As a mother to a donor-conceived child and member of the Donor Conception Network (DCN) steering group for 15 years, Engel approaches the topic of being a 'solo mum' with a wealth of knowledge and experience. In fact, the label of a 'solo' parent, as opposed to a 'single' parent, comes from conversations she has had with women in the DCN.
As she writes in the glossary at the front of the book, 'solo' was the favoured term among women who had chosen to become mothers via gamete donation because of the positive association of pursuing something as a 'solo' endeavour. As someone who was very new to this topic, presenting this idea at the beginning of the book was a useful starting point for me, and this largely positive attitude to solo parenthood was evident throughout the book, without shying away from the hurdles and difficulties of pregnancy through gamete donation.
'Going it Alone' covers a broad range of material, with the start of the book introducing the history of assisted reproduction and a brief discussion of the demographics of women choosing to pursue solo motherhood. Following on, the majority of the book discusses the entire process of becoming a parent via donor conception, from choosing a clinic, to preparing for a newborn, to discussing donor pregnancy with peers and with a donor conceived child. For anyone who might be contemplating pursuing solo motherhood, but unsure how to navigate the process, the information provided in these chapters of the book would be a great resource.
It's worth noting that these chapters are mostly factual, and perhaps a bit overwhelming to read at once. For example, the chapters focused on the legalities of donor conception - be that finding a donor abroad, tracing a donor later on, or finding donor siblings - would possibly be more useful to refer back to at an appropriate time, and I felt that the book would work well as a long-term handbook rather than a quick read. Furthermore, the comprehensive references would likely also prove useful for further information.
The majority of 'Going it Alone' is unsurprisingly very much tailored to prospective or current solo mums. Although I found the introductory chapters provided an interesting background to the topic of solo motherhood and donor conception, the majority of the book would probably only be of interest to its intended audience. It's also mostly a factual book; although there are brief personal reflections on different topics, I felt including more personal stories might have made the content more relatable.
Further to this was the clear message that a reliable support network is key to successful solo parenting. While I understand the sentiment behind this, and it sounds like the DCN offers valuable online and community support, I hope this wouldn't be alienating to women who don't have close family or friends nearby. Although the appendices at the end of the book include stories from solo mothers in very different situations, perhaps including reflections from more women who have navigated solo motherhood successfully would affirm the idea that there is no 'right' way to pursue parenthood.

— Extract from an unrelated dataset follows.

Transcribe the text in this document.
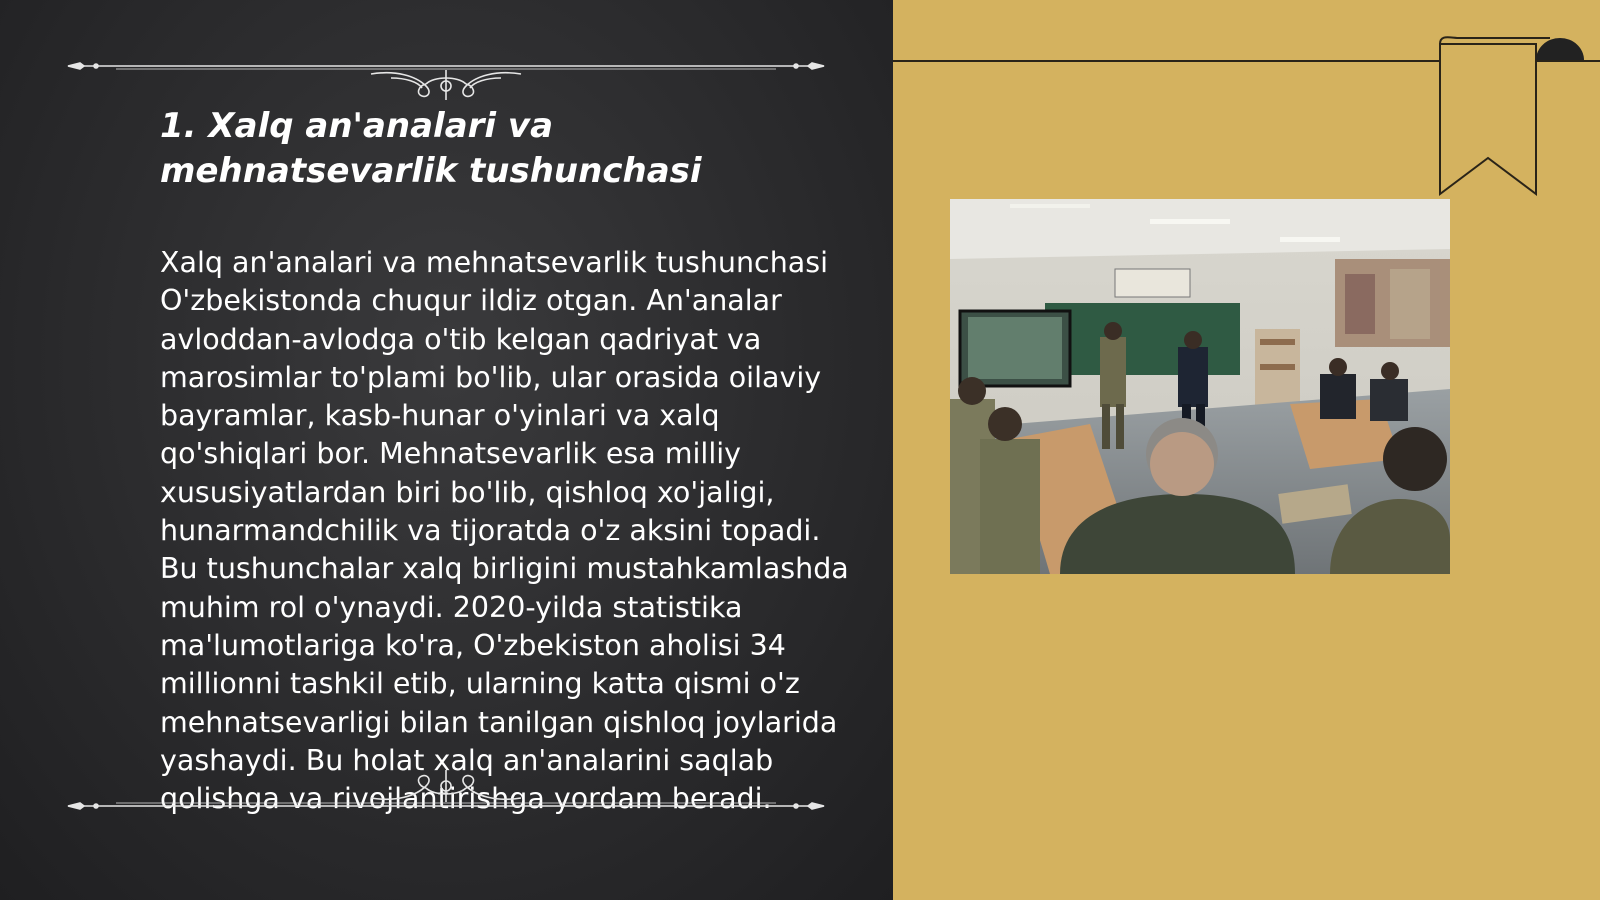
1. Xalq an'analari va mehnatsevarlik tushunchasi

Xalq an'analari va mehnatsevarlik tushunchasi O'zbekistonda chuqur ildiz otgan. An'analar avloddan-avlodga o'tib kelgan qadriyat va marosimlar to'plami bo'lib, ular orasida oilaviy bayramlar, kasb-hunar o'yinlari va xalq qo'shiqlari bor. Mehnatsevarlik esa milliy xususiyatlardan biri bo'lib, qishloq xo'jaligi, hunarmandchilik va tijoratda o'z aksini topadi. Bu tushunchalar xalq birligini mustahkamlashda muhim rol o'ynaydi. 2020-yilda statistika ma'lumotlariga ko'ra, O'zbekiston aholisi 34 millionni tashkil etib, ularning katta qismi o'z mehnatsevarligi bilan tanilgan qishloq joylarida yashaydi. Bu holat xalq an'analarini saqlab qolishga va rivojlantirishga yordam beradi.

As more women consider donor conception and becoming a mother on their own terms, 'Going it Alone' is a great resource for navigating and finding further information around what can be an overwhelming process. I do think that along with the hard facts, hearing stories from other women about how they approached donor conception, coped with a newborn, or even managed finances, might provide perspective and encourage women to have confidence in their decisions. This is of course dependent on women feeling comfortable sharing their stories, and perhaps this will be more commonplace in the future.
Nonetheless, 'Going it Alone' is an excellent starting point for understanding the solo motherhood journey, and it's clearly a well-researched book with useful advice for prospective solo mothers.